La méthode naturelle

Certaines femmes choisissent de ne pas prendre de contraception. Elles se fient aux méthodes dites naturelles. «Elles prennent notamment leur température et observent leurs glaires. Cela reste une méthode hautement aléatoire», met en garde le Dr Schneider rappelant que le cycle peut être fluctuant et donc mettre à mal cette méthode. Mafalda Bellotto Veuthey ajoute que la femme qui y a recours doit se connaître parfaitement en ayant été, dans l’idéal, formée au préalable par un professionnel. Elle pourra ainsi repérer les changements dus aux émotions, par exemple.

Enceinte après avoir eu un bébé

Les suites de couche constituent une autre période à risque.
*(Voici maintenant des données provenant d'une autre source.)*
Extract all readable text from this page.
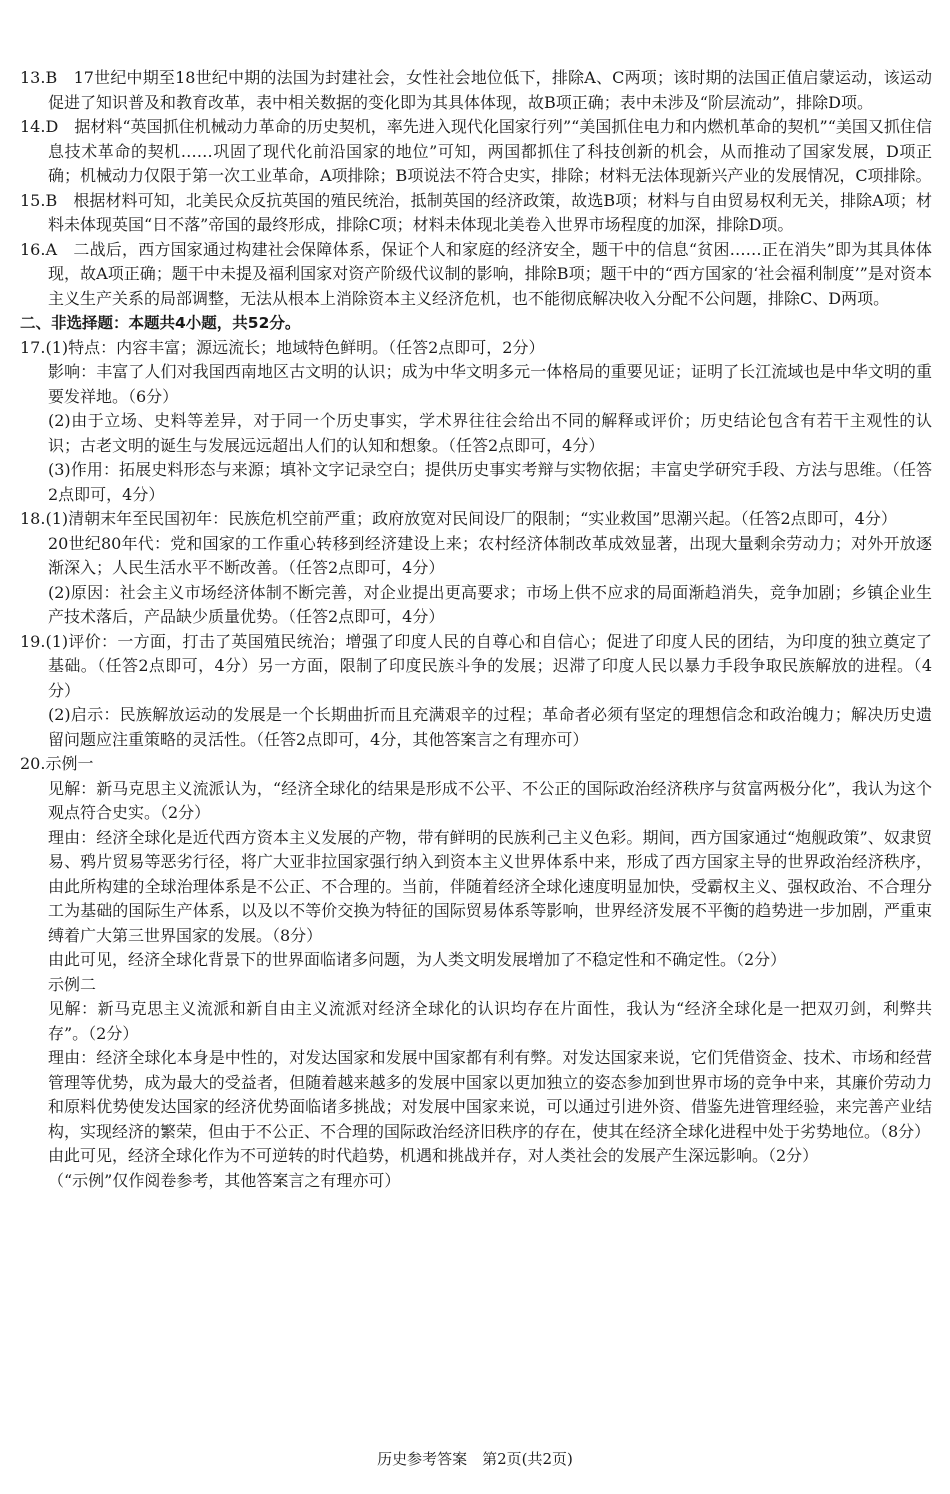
13.B　 17世纪中期至18世纪中期的法国为封建社会，女性社会地位低下，排除A、C两项；该时期的法国正值启蒙运动，该运动促进了知识普及和教育改革，表中相关数据的变化即为其具体体现，故B项正确；表中未涉及“阶层流动”，排除D项。

14.D　 据材料“英国抓住机械动力革命的历史契机，率先进入现代化国家行列”“美国抓住电力和内燃机革命的契机”“美国又抓住信息技术革命的契机……巩固了现代化前沿国家的地位”可知，两国都抓住了科技创新的机会，从而推动了国家发展，D项正确；机械动力仅限于第一次工业革命，A项排除；B项说法不符合史实，排除；材料无法体现新兴产业的发展情况，C项排除。

15.B　 根据材料可知，北美民众反抗英国的殖民统治，抵制英国的经济政策，故选B项；材料与自由贸易权利无关，排除A项；材料未体现英国“日不落”帝国的最终形成，排除C项；材料未体现北美卷入世界市场程度的加深，排除D项。

16.A　 二战后，西方国家通过构建社会保障体系，保证个人和家庭的经济安全，题干中的信息“贫困……正在消失”即为其具体体现，故A项正确；题干中未提及福利国家对资产阶级代议制的影响，排除B项；题干中的“西方国家的‘社会福利制度’”是对资本主义生产关系的局部调整，无法从根本上消除资本主义经济危机，也不能彻底解决收入分配不公问题，排除C、D两项。

二、非选择题：本题共4小题，共52分。

17.(1)特点：内容丰富；源远流长；地域特色鲜明。（任答2点即可，2分）

影响：丰富了人们对我国西南地区古文明的认识；成为中华文明多元一体格局的重要见证；证明了长江流域也是中华文明的重要发祥地。（6分）

(2)由于立场、史料等差异，对于同一个历史事实，学术界往往会给出不同的解释或评价；历史结论包含有若干主观性的认识；古老文明的诞生与发展远远超出人们的认知和想象。（任答2点即可，4分）

(3)作用：拓展史料形态与来源；填补文字记录空白；提供历史事实考辩与实物依据；丰富史学研究手段、方法与思维。（任答2点即可，4分）

18.(1)清朝末年至民国初年：民族危机空前严重；政府放宽对民间设厂的限制；“实业救国”思潮兴起。（任答2点即可，4分）

20世纪80年代：党和国家的工作重心转移到经济建设上来；农村经济体制改革成效显著，出现大量剩余劳动力；对外开放逐渐深入；人民生活水平不断改善。（任答2点即可，4分）

(2)原因：社会主义市场经济体制不断完善，对企业提出更高要求；市场上供不应求的局面渐趋消失，竞争加剧；乡镇企业生产技术落后，产品缺少质量优势。（任答2点即可，4分）

19.(1)评价：一方面，打击了英国殖民统治；增强了印度人民的自尊心和自信心；促进了印度人民的团结，为印度的独立奠定了基础。（任答2点即可，4分）另一方面，限制了印度民族斗争的发展；迟滞了印度人民以暴力手段争取民族解放的进程。（4分）

(2)启示：民族解放运动的发展是一个长期曲折而且充满艰辛的过程；革命者必须有坚定的理想信念和政治魄力；解决历史遗留问题应注重策略的灵活性。（任答2点即可，4分，其他答案言之有理亦可）

20.示例一

见解：新马克思主义流派认为，“经济全球化的结果是形成不公平、不公正的国际政治经济秩序与贫富两极分化”，我认为这个观点符合史实。（2分）

理由：经济全球化是近代西方资本主义发展的产物，带有鲜明的民族利己主义色彩。期间，西方国家通过“炮舰政策”、奴隶贸易、鸦片贸易等恶劣行径，将广大亚非拉国家强行纳入到资本主义世界体系中来，形成了西方国家主导的世界政治经济秩序，由此所构建的全球治理体系是不公正、不合理的。当前，伴随着经济全球化速度明显加快，受霸权主义、强权政治、不合理分工为基础的国际生产体系，以及以不等价交换为特征的国际贸易体系等影响，世界经济发展不平衡的趋势进一步加剧，严重束缚着广大第三世界国家的发展。（8分）

由此可见，经济全球化背景下的世界面临诸多问题，为人类文明发展增加了不稳定性和不确定性。（2分）

示例二

见解：新马克思主义流派和新自由主义流派对经济全球化的认识均存在片面性，我认为“经济全球化是一把双刃剑，利弊共存”。（2分）

理由：经济全球化本身是中性的，对发达国家和发展中国家都有利有弊。对发达国家来说，它们凭借资金、技术、市场和经营管理等优势，成为最大的受益者，但随着越来越多的发展中国家以更加独立的姿态参加到世界市场的竞争中来，其廉价劳动力和原料优势使发达国家的经济优势面临诸多挑战；对发展中国家来说，可以通过引进外资、借鉴先进管理经验，来完善产业结构，实现经济的繁荣，但由于不公正、不合理的国际政治经济旧秩序的存在，使其在经济全球化进程中处于劣势地位。（8分）

由此可见，经济全球化作为不可逆转的时代趋势，机遇和挑战并存，对人类社会的发展产生深远影响。（2分）

（“示例”仅作阅卷参考，其他答案言之有理亦可）

历史参考答案　第2页(共2页)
Après un accouchement, la femme peut à nouveau tomber enceinte, et ce, même avant le retour de ses règles. De même, «l’allaitement n’est pas un moyen de contraception sûr», continue Nicolas Schneider, invitant les jeunes mamans ne souhaitant pas une grossesse rapprochée à utiliser une méthode contraceptive. Une information qu’elles reçoivent d’ailleurs dans les hôpitaux en Valais. «Lorsque ces femmes souhaitent à nouveau tomber enceintes, elles peuvent arrêter leur contraception et essayer sans devoir attendre plusieurs mois», explique le gynécologue.

Enfin, la dernière période à risque correspond à la pré-ménopause. «Dès 45 ans, les chances de grossesse se réduisent drastiquement pour devenir pratiquement nulles à 50 ans, mais elles restent possibles tant qu’il y a des règles», continue le Dr Schneider. «Il est donc toujours préférable d’utiliser un moyen de contraception si le couple n’a pas de désir de grossesse», poursuit-il. En cas d’accident ou de prise de risque, il vaut mieux prendre une pilule du lendemain – elle empêche la fécondation de l’œuf. «Elle peut être prise jusqu’à 120 heures après le rapport. Par contre, elle ne constitue pas un moyen de contraception en soi», termine Mafalda Bellotto Veuthey. Elle reste réservée aux situations d’urgence. Plus elle est prise rapidement, plus elle est efficace.

Connaître son corps

Comme tout le monde n’est pas forcément imbattable sur le sujet, petits rappels de quelques principes de base autour de la sexualité.

Durée du cycle menstruel De manière générale, le cycle féminin de référence dure 28 jours. Toutefois, chez certaines femmes, il peut être plus court ou plus long (entre 23 et 35 jours). Les émotions, le stress ou les changements de rythme de vie peuvent perturber la durée d’un cycle.

L’ovulation a lieu 14 jours avant le 1er jour des règles. Cette durée est immuable. Par contre la première partie du cycle peut varier. L’ovule a une durée de vie de 24 à 48 heures.

Durée de vie d’un spermatozoïde Arrivé à l’entrée du col de l’utérus, il peut vivre entre trois et cinq jours (parfois même jusqu’à sept jours). Un rapport sexuel le samedi peut donc être fécondant jusqu’au jeudi suivant.

entre 20 et 150 millions de spermatozoïdes sont expulsés lors d’une éjaculation. Seules quelques centaines de gamètes mâles atteindront l’ovule.